It is good for me that I was afflicted,
that I might learn your statutes.
How often do we assume that the only good thing for God to do for us is to keep us from affliction? As several people have pointed out over the past few weeks, our prayers are too often that God would keep us from pain instead of to make us more like him. Psalm 119:71 gives s a better way to think about our afflictions than we often recognize.
David, writing in this glorious psalm in praise of God and his word, says that it is good that he was afflicted. Why? How could being afflicted or troubled ever be good? David says that being afflicted helped him to better know and love the law of God.
John Piper, at T4G 2008, pointed out that he has never met a person who says that the time they grew the most or went the deepest with God was during the time of ease. Piper pointed out that it is in the dark times, in the troubled times, in the times of near despair that many people find their faith growing the most and being the most strengthened.

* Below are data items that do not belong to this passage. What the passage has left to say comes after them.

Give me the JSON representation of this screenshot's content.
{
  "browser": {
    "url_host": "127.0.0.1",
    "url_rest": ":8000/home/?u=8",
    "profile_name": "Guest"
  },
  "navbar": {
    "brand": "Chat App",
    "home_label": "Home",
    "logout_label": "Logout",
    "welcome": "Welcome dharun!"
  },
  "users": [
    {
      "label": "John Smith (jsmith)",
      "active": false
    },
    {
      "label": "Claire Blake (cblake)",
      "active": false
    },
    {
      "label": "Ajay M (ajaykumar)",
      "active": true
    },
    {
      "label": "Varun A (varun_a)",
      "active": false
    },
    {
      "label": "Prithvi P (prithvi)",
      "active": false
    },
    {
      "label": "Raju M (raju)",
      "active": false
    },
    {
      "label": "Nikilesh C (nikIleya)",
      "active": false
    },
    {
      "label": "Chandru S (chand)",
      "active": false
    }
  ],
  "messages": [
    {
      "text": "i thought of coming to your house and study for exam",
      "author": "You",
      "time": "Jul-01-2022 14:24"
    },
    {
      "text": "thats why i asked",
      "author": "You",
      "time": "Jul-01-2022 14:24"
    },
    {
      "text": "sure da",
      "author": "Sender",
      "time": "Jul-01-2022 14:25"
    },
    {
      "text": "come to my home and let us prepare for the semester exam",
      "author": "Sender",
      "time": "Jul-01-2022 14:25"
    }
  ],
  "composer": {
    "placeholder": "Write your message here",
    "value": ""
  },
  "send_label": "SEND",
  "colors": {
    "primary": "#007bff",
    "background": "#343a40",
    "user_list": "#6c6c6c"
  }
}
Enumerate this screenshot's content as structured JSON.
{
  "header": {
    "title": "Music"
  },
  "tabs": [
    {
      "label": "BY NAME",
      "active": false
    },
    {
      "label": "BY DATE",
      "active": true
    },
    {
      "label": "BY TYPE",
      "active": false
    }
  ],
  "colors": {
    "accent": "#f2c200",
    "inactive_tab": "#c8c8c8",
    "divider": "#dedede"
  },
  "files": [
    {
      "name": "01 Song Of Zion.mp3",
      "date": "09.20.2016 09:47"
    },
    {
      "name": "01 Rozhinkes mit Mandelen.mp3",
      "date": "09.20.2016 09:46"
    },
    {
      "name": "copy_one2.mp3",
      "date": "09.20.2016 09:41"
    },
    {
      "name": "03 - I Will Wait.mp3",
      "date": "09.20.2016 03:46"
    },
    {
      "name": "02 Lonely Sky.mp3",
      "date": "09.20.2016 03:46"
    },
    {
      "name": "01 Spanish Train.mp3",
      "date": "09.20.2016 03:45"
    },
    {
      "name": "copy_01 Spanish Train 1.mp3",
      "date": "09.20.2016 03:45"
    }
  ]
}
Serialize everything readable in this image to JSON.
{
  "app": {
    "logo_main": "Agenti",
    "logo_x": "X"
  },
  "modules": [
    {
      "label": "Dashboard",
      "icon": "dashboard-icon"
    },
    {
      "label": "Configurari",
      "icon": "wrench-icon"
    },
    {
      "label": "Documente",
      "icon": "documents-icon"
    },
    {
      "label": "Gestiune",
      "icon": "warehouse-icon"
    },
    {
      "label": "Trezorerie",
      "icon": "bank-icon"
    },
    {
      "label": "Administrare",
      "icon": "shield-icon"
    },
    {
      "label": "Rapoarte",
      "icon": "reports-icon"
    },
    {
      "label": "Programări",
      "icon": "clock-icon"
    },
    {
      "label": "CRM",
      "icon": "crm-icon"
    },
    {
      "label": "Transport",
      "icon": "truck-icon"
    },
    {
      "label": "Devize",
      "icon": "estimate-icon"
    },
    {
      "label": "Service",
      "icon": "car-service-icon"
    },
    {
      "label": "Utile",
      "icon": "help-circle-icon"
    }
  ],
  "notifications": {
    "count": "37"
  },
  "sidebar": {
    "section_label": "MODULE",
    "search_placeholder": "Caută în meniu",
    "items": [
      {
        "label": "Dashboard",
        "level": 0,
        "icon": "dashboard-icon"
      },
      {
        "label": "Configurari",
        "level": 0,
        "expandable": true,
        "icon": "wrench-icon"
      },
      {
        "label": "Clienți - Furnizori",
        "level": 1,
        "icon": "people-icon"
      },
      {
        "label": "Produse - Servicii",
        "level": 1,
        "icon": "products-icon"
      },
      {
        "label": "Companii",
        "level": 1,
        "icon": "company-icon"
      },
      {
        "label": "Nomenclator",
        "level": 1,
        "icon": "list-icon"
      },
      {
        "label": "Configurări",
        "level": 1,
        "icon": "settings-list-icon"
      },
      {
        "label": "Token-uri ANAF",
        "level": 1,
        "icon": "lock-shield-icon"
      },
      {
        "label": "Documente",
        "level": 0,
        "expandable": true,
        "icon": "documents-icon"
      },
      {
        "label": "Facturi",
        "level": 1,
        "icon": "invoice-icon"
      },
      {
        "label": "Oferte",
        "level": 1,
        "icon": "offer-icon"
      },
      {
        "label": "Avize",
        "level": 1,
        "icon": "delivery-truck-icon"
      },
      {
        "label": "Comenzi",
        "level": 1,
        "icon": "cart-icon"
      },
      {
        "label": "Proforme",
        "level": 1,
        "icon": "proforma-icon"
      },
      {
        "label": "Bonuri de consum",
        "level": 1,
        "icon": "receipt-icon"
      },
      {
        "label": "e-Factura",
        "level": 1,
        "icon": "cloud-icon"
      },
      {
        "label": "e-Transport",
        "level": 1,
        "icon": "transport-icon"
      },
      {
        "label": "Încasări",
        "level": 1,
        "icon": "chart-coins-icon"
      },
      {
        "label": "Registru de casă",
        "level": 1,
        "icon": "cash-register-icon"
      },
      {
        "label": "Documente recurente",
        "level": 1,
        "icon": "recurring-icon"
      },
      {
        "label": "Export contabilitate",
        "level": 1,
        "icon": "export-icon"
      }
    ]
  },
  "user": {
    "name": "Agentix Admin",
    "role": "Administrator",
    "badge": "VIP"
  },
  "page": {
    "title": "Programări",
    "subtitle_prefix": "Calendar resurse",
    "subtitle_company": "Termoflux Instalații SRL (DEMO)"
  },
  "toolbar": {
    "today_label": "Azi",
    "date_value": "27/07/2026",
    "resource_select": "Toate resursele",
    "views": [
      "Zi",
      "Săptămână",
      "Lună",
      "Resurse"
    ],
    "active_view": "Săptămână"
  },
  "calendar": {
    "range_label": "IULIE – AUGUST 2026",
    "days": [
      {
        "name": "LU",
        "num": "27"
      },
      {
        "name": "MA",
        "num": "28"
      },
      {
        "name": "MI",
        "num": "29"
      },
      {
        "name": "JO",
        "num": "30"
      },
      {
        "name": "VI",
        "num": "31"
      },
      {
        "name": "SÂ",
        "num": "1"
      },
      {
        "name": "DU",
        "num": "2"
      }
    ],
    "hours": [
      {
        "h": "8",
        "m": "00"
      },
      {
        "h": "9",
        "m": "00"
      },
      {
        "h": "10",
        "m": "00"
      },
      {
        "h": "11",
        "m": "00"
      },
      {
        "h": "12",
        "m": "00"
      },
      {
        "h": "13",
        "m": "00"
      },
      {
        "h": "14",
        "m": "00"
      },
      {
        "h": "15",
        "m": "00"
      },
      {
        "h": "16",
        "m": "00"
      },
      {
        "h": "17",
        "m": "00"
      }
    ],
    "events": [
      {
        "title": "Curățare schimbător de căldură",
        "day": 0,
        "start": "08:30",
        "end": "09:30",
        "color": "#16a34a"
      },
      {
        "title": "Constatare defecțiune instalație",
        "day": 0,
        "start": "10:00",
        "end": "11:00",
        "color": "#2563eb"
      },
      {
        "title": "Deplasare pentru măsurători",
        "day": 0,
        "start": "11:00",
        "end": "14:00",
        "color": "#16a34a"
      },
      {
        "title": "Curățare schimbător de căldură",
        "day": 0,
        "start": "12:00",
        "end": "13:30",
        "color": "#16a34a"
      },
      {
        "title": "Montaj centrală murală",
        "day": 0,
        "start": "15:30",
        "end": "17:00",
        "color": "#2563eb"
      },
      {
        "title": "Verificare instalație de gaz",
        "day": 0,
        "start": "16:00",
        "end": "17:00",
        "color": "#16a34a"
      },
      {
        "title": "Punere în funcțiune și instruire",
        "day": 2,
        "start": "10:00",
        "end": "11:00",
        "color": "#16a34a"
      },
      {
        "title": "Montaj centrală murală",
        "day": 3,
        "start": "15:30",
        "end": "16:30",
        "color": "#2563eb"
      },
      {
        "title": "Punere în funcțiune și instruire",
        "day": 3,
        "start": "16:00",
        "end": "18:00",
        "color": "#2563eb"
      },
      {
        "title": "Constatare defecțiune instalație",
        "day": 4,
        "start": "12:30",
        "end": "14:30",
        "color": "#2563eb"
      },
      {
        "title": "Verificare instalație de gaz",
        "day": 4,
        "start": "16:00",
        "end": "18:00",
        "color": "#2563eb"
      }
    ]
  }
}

How do you respond to adversity? Do you assume that troubled times means that you are in sin and being chastised by God? Do you assume that something has gone horribly wrong? Can you stretch your mind around the possibility that God could have a plan for your affliction? And is your faith strong enough to acknowledge that growing closer to God and loving his word more is reward enough to say that it is good that you were afflicted? David said being afflicted was worth it so that he might love God more through his word. We too should have that kind of attitude toward our Lord.
Add this verse from the next day’s reading:
I know, O Lord, that your rules are righteous,
and that in faithfulness you have afflicted me.